他沒說目的地,季璃昕跟著他的步伐,本來是並肩走著的,走著走著,錯開了,他走在前頭,她跟在後頭了。
他走的不快,若是不小心拉開了一些距離,他會停下來等她跟上來,然後又繼續往前走。
他帶著她去了a大西校區較大的那個籃球場,當年他跟冷天澈是那塊地上的風雲人物,引無數美女競折腰。
他雖然相貌沒天澈那般搶眼拉風,但是他還是極其出彩的,雖然不喜歡出風頭,但是勁頭還是十足的。
籃球場上揮汗如雨,矯健的英姿,似乎如昨日般歷歷在目。
籃球場並沒有怎麼改變,大概是這個緣故,宋柯在這裡停留的時間比較久。
然後他帶著她轉了整個a大,a大的教學區,生活區,過去曾經兩個人踏足過的,他一個也沒有錯過,他記得可真夠清晰的,可是再清晰又能怎樣呢?
「我們去未名湖吧。」
他終於自己主動打破了緘默的氛圍,但還是卻沒有抬眼看她,也沒有轉身。
未名湖畔的木質長椅,有些搖晃,估計不久也要換了,兩個人還是坐了上去。
剛才走了不少的路,起碼有兩小時,說實話,季璃昕好久沒有過這麼大的運動量了,小腿有些抽筋。

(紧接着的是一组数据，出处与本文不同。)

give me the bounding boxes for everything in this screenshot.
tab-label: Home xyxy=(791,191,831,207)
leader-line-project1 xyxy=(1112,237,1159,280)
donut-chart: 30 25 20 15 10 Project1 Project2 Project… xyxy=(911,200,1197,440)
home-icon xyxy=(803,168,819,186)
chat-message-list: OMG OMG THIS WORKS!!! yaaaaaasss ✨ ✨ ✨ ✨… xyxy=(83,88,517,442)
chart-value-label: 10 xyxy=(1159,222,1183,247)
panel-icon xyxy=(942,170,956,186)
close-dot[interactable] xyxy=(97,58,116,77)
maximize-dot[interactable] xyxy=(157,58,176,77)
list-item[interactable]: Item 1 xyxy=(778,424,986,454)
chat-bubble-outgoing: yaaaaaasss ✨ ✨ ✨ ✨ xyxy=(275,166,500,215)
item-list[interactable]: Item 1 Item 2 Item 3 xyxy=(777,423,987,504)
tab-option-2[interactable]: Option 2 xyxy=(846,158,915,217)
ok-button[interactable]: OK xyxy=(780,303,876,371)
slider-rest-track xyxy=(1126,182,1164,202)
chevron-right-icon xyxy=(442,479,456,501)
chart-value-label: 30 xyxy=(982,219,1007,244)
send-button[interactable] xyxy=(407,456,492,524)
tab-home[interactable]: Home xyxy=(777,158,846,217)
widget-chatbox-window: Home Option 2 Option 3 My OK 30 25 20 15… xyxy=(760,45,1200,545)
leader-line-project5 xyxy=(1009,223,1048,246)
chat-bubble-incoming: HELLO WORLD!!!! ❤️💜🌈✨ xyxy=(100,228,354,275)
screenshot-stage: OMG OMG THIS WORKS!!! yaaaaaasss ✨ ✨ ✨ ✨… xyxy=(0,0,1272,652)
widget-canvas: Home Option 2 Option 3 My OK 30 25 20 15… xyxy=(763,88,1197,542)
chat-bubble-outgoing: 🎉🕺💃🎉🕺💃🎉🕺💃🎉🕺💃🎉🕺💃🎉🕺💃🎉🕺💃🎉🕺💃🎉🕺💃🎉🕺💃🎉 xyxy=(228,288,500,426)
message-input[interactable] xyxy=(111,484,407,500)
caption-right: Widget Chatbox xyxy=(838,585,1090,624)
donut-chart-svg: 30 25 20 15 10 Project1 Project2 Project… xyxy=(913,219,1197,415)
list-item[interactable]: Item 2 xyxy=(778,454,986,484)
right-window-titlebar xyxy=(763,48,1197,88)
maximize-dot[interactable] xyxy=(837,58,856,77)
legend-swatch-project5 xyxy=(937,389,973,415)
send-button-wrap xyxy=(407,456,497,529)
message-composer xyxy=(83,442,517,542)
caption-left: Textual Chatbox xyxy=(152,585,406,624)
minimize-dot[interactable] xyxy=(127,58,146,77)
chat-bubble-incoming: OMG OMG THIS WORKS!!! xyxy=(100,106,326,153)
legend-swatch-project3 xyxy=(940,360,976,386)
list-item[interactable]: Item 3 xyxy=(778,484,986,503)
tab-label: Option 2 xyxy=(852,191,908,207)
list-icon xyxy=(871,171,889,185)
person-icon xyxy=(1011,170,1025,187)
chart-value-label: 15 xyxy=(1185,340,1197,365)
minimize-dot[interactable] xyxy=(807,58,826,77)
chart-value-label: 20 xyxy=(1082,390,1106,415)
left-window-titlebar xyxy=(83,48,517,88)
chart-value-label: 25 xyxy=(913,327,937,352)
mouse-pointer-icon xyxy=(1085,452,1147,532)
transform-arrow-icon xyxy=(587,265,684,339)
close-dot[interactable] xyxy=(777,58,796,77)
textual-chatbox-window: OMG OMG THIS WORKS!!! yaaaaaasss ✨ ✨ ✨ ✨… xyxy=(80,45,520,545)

總算是坐了下來,若是他還堅持要走上一圈,她想,她肯定支援不住了。
總是沉默的宋學長,顯得很深沉,讓人無從辨別、揣度他的內心世界。
而且大片的靜默,要把人逼瘋。
「其實我一點也不怪你。」
他靜靜地開口,聲音聽上去十分的動聽。
夜色很深了,寒冬裡乾冷的風,兇猛肆虐,她覺得有些冷,緊了緊身上的大衣。
很細微的動作,沒想到還是被他給發現了,很快地,他伸手去脫自己身上的風衣,被她給按住了,「別,我不冷。」她口是心非地道。
他強勢地扳開了她搭在他手肘間的手,然後不管她的意願,脫下了身上米色的風衣,罩上她纖弱的肩膀。
他穿得並不多,裡頭就一件白色的襯衣,外面套了一件v字領的黑色針織衫,下半身是一條淺咖色的直筒褲。
當他身上的風衣脫下來後,他整個人看上去顯得單薄不少。
他說「其實我一點也不怪你」,她是懂的,他提的是最近的事情。
在小區那,他還未給予的回覆,在這個時候,在這個地點,他選擇給予了回答。
她沒有去細想他為何這麼做,但是他這般做,肯定有他自己的思量,何必多此一舉去追根究底呢?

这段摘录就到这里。